Neben Spahns Maskendeals sorgten auch andere Themen für Unruhe: die Wahl der neuen Verfassungsrichterin und die Zustimmung der SPD zur Einschränkung des Familiennachzugs. Die Regierung aus Union und SPD ist am Mittwoch im Bundestag trotzdem um eine positive Erzählung ihrer Arbeit der vergangenen zwei Monate bemüht. Merz hatte angekündigt, sein Kabinett werde bis zum Sommer spürbare Verbesserungen im Land erreichen. Pünktlich zu seiner ersten Rede als Kanzler bei einer Generaldebatte will er diesen Trend aufgespürt haben. Zum Beweis führt Merz Gefühle an: „Die Stimmung unter den Unternehmen wird stetig besser“, sagte er.

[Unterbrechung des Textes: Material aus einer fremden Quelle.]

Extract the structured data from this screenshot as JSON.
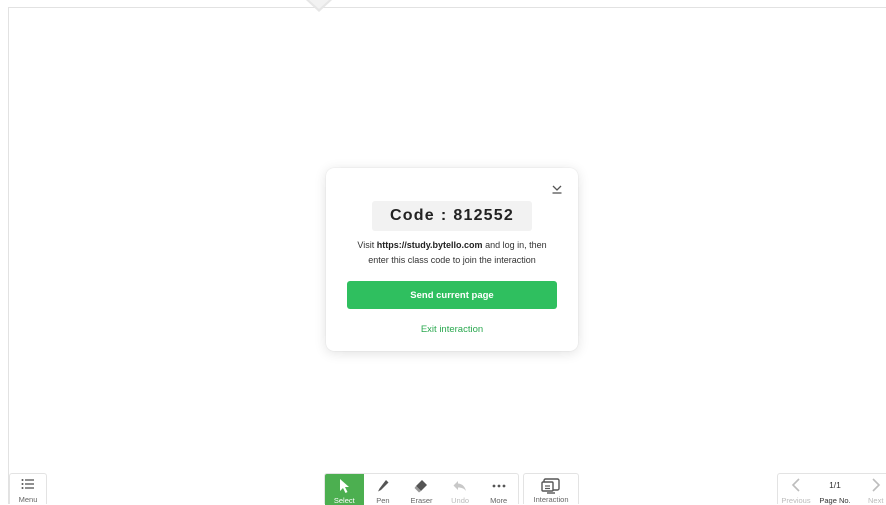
{
  "dialog": {
    "code_label": "Code",
    "code_separator": ":",
    "code_value": "812552",
    "visit_prefix": "Visit ",
    "visit_url": "https://study.bytello.com",
    "visit_suffix": " and log in, then",
    "instruction_line2": "enter this class code to join the interaction",
    "send_button": "Send current page",
    "exit_link": "Exit interaction",
    "collapse_icon": "collapse-down-icon"
  },
  "menu": {
    "label": "Menu",
    "icon": "list-icon"
  },
  "toolbar": {
    "tools": [
      {
        "label": "Select",
        "icon": "cursor-icon",
        "active": true
      },
      {
        "label": "Pen",
        "icon": "pen-icon"
      },
      {
        "label": "Eraser",
        "icon": "eraser-icon"
      },
      {
        "label": "Undo",
        "icon": "undo-icon",
        "disabled": true
      },
      {
        "label": "More",
        "icon": "more-dots-icon"
      }
    ]
  },
  "interaction": {
    "label": "Interaction",
    "icon": "interaction-screen-icon"
  },
  "pager": {
    "previous_label": "Previous",
    "page_no_label": "Page No.",
    "page_value": "1/1",
    "next_label": "Next"
  },
  "colors": {
    "accent_green": "#2fbf5f",
    "active_tool": "#4caf50",
    "link_green": "#2aa84f"
  }
}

Friedrich Merz, Bundeskanzler
„Wir haben viel angepackt, wir haben viel erreicht“, rief der Kanzler unter Applaus von der Unionsfraktion und der SPD. Doch es bleibe viel zu tun. Und darum soll es in dieser Bundestagssitzung eigentlich gehen: Die Generaldebatte bildet den Höhepunkt der Haushaltsberatungen im Bundestag, bei denen die Regierung ihre Vorhaben für das Jahr skizziert. Laut den Plänen, die Finanzminister Lars Klingbeil am Dienstag vorstellte, plant die Regierung in diesem Jahr Ausgaben in Höhe von von 503 Milliarden Euro – 6,1 Prozent mehr als im Vorjahr. 81,8 Milliarden Euro sollen im Kernhaushalt aus Krediten finanziert werden. Dazu kommen mehr als 60 Milliarden Euro aus schuldenfinanzierten Sondertöpfen.
Für die zwei derzeit mächtigsten Männer in der Union, Merz und Spahn, dient die Debatte jedoch der Vergangenheitsbewältigung. Während Spahn vom Schatten seiner Maskendeals verfolgt wird, muss sich Merz im Plenum mehrfach den Vorwurf des Wortbruchs gefallen lassen. Im März hatte er mit der alten Bundestagsmehrheit aus Grünen, SPD und seiner eigenen Fraktion ein beispielloses Schuldenpaket beschlossen, um in Rüstung und Infrastruktur zu investieren.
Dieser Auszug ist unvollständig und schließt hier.